MessageSujet: Re: On a retrouvé la navire de Barbe Noire!    Lun 15 Jan - 9:39

Il a été fait des découvertes vraiment très intéressantes dans cet environnement.

Des fragments de textes vieux de 300 ans retrouvés dans l’épave du navire de Barbe Noire

Après trois siècles passés sous la mer, de fragiles fragments de papier provenant du plus célèbre des bateaux du pirate Barbe Noire, ont pu être sauvés.


La capture du pirate Barbe Noire par le lieutenant Maynard, sur le site d'Ocracoke Bay, en 1718.
Ainsi qu'un des fragments de papier du XVIIIe siècle découverts sur l'épave du Queen Ann's Revenge, son navire.
CCRÉDITS: SIPA / COURTESY OF THE NORTH CAROLINA DEPARTMENT OF NATURAL AND CULTURAL RESOURCES


On sait que les pirates chantaient une bouteille de rhum à la main… mais lisaient-ils ? Grâce à une récente découverte, les chercheurs ont acquis une certitude: s’ils n’avaient pas de goût particulier pour la lecture, ils utilisaient des pages de livres pour charger leurs armes ! Pour preuve, les 16 minuscules fragments de papier récupérés en 2016 parmi les vestiges boueux d’éléments d’armes à feu remontés de l’épave du Queen Anne’s Revenge, le navire amiral de l'un des plus célèbres pirates britanniques du XVIIe-XVIIIe siècle, Edward Teach, plus connu sous le nom de Barbe Noire* (lire encadré).

Après trois siècles passés sous les eaux dans l’épave du bâtiment découvert en 1996 au large de la Caroline du Nord (Etats-Unis), ces confettis qui se décomposent généralement très vite au fond des mers, ont pu être sauvés d’une destruction totale.
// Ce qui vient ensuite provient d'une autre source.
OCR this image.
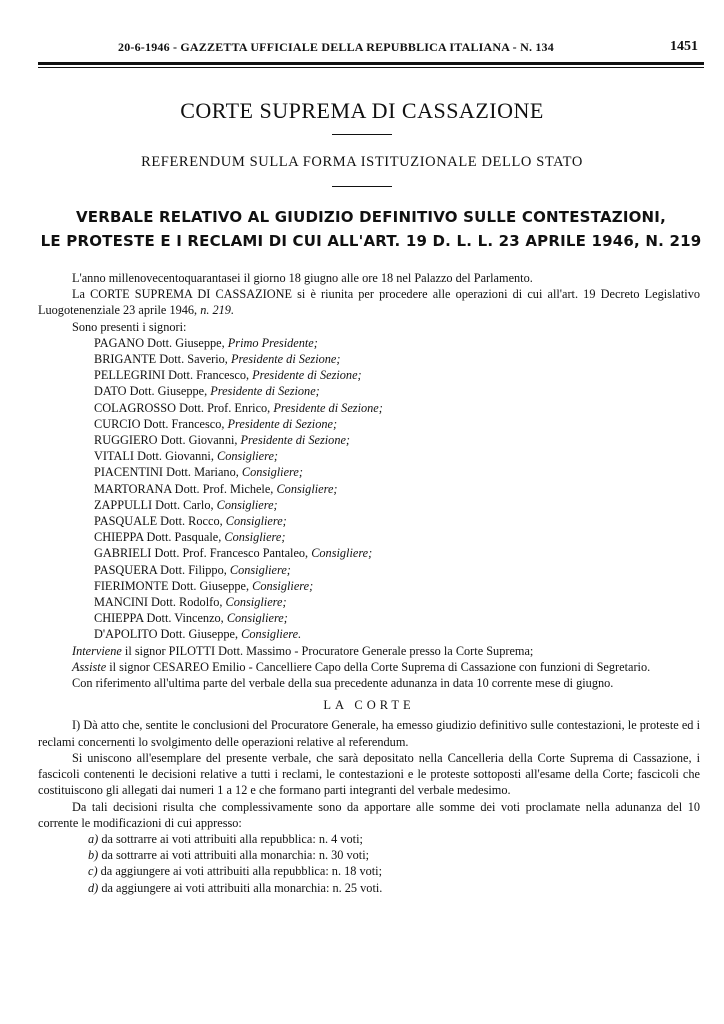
20-6-1946 - GAZZETTA UFFICIALE DELLA REPUBBLICA ITALIANA - N. 134	1451
CORTE SUPREMA DI CASSAZIONE
REFERENDUM SULLA FORMA ISTITUZIONALE DELLO STATO
VERBALE RELATIVO AL GIUDIZIO DEFINITIVO SULLE CONTESTAZIONI,
LE PROTESTE E I RECLAMI DI CUI ALL'ART. 19 D. L. L. 23 APRILE 1946, N. 219

L'anno millenovecentoquarantasei il giorno 18 giugno alle ore 18 nel Palazzo del Parlamento.

La CORTE SUPREMA DI CASSAZIONE si è riunita per procedere alle operazioni di cui all'art. 19 Decreto Legislativo Luogotenenziale 23 aprile 1946, n. 219.

Sono presenti i signori:

PAGANO Dott. Giuseppe, Primo Presidente;

BRIGANTE Dott. Saverio, Presidente di Sezione;

PELLEGRINI Dott. Francesco, Presidente di Sezione;

DATO Dott. Giuseppe, Presidente di Sezione;

COLAGROSSO Dott. Prof. Enrico, Presidente di Sezione;

CURCIO Dott. Francesco, Presidente di Sezione;

RUGGIERO Dott. Giovanni, Presidente di Sezione;

VITALI Dott. Giovanni, Consigliere;

PIACENTINI Dott. Mariano, Consigliere;

MARTORANA Dott. Prof. Michele, Consigliere;

ZAPPULLI Dott. Carlo, Consigliere;

PASQUALE Dott. Rocco, Consigliere;

CHIEPPA Dott. Pasquale, Consigliere;

GABRIELI Dott. Prof. Francesco Pantaleo, Consigliere;

PASQUERA Dott. Filippo, Consigliere;

FIERIMONTE Dott. Giuseppe, Consigliere;

MANCINI Dott. Rodolfo, Consigliere;

CHIEPPA Dott. Vincenzo, Consigliere;

D'APOLITO Dott. Giuseppe, Consigliere.

Interviene il signor PILOTTI Dott. Massimo - Procuratore Generale presso la Corte Suprema;

Assiste il signor CESAREO Emilio - Cancelliere Capo della Corte Suprema di Cassazione con funzioni di Segretario.

Con riferimento all'ultima parte del verbale della sua precedente adunanza in data 10 corrente mese di giugno.

LA CORTE

I) Dà atto che, sentite le conclusioni del Procuratore Generale, ha emesso giudizio definitivo sulle contestazioni, le proteste ed i reclami concernenti lo svolgimento delle operazioni relative al referendum.

Si uniscono all'esemplare del presente verbale, che sarà depositato nella Cancelleria della Corte Suprema di Cassazione, i fascicoli contenenti le decisioni relative a tutti i reclami, le contestazioni e le proteste sottoposti all'esame della Corte; fascicoli che costituiscono gli allegati dai numeri 1 a 12 e che formano parti integranti del verbale medesimo.

Da tali decisioni risulta che complessivamente sono da apportare alle somme dei voti proclamate nella adunanza del 10 corrente le modificazioni di cui appresso:

a) da sottrarre ai voti attribuiti alla repubblica: n. 4 voti;

b) da sottrarre ai voti attribuiti alla monarchia: n. 30 voti;

c) da aggiungere ai voti attribuiti alla repubblica: n. 18 voti;

d) da aggiungere ai voti attribuiti alla monarchia: n. 25 voti.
Ceci grâce aux efforts conjugués des conservateurs du Laboratoire des ressources naturelles et culturelles de Greenville, en Caroline du Nord, associés aux experts en conservation du papier, et chercheurs de l’université du Delaware (Newark) du programme Winterthur spécialisés dans les encres et les textes.
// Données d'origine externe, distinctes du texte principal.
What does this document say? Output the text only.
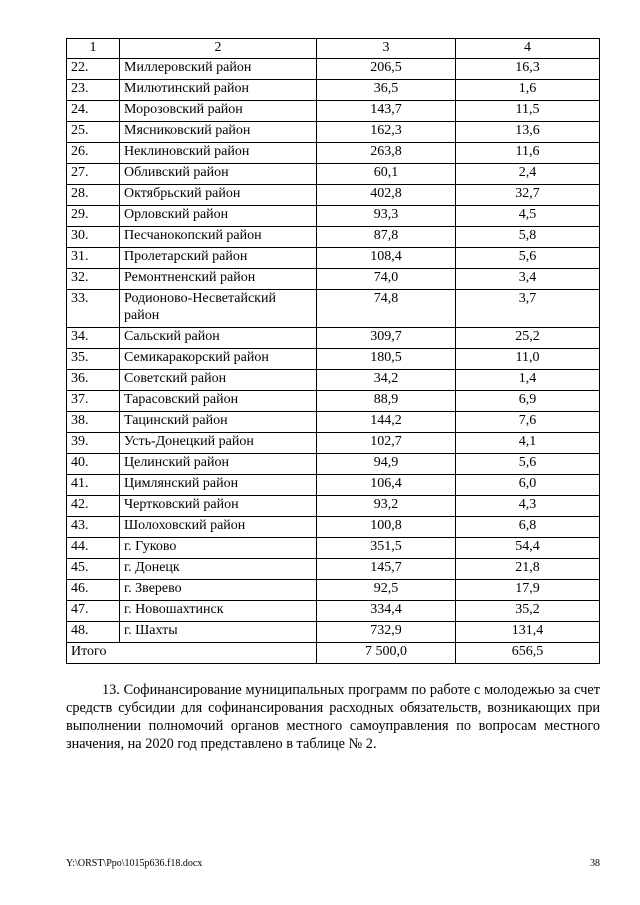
1	2	3	4
22.	Миллеровский район	206,5	16,3
23.	Милютинский район	36,5	1,6
24.	Морозовский район	143,7	11,5
25.	Мясниковский район	162,3	13,6
26.	Неклиновский район	263,8	11,6
27.	Обливский район	60,1	2,4
28.	Октябрьский район	402,8	32,7
29.	Орловский район	93,3	4,5
30.	Песчанокопский район	87,8	5,8
31.	Пролетарский район	108,4	5,6
32.	Ремонтненский район	74,0	3,4
33.	Родионово-Несветайский район	74,8	3,7
34.	Сальский район	309,7	25,2
35.	Семикаракорский район	180,5	11,0
36.	Советский район	34,2	1,4
37.	Тарасовский район	88,9	6,9
38.	Тацинский район	144,2	7,6
39.	Усть-Донецкий район	102,7	4,1
40.	Целинский район	94,9	5,6
41.	Цимлянский район	106,4	6,0
42.	Чертковский район	93,2	4,3
43.	Шолоховский район	100,8	6,8
44.	г. Гуково	351,5	54,4
45.	г. Донецк	145,7	21,8
46.	г. Зверево	92,5	17,9
47.	г. Новошахтинск	334,4	35,2
48.	г. Шахты	732,9	131,4
Итого		7 500,0	656,5
13. Софинансирование муниципальных программ по работе с молодежью за счет средств субсидии для софинансирования расходных обязательств, возникающих при выполнении полномочий органов местного самоуправления по вопросам местного значения, на 2020 год представлено в таблице № 2.
Y:\ORST\Ppo\1015p636.f18.docx	38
Fragments de papier couverts de vase retrouvés à l'intérieur d'une chambre
de culasse d'arme à feu remontée de l'épave du navire de Barbe Noire.
© Courtesy of the North Carolina Department of Natural and Cultural Resources


"Ces amas de papier et chiffons ont été découverts dans la chambre de culasse d’une arme à feu", explique Erik Farrel, conservateur au Queen Anne’s Revenge Lab, joint par Sciences et Avenir. C'est lors du nettoyage du bloc métallique recouvert de concrétions que les fragments de papier sans doute utilisés comme bourre ont été retrouvés à l’arrière de l'arme, derrière le canon, où ils assuraient une meilleure étanchéité du mécanisme d’explosion lors du tir.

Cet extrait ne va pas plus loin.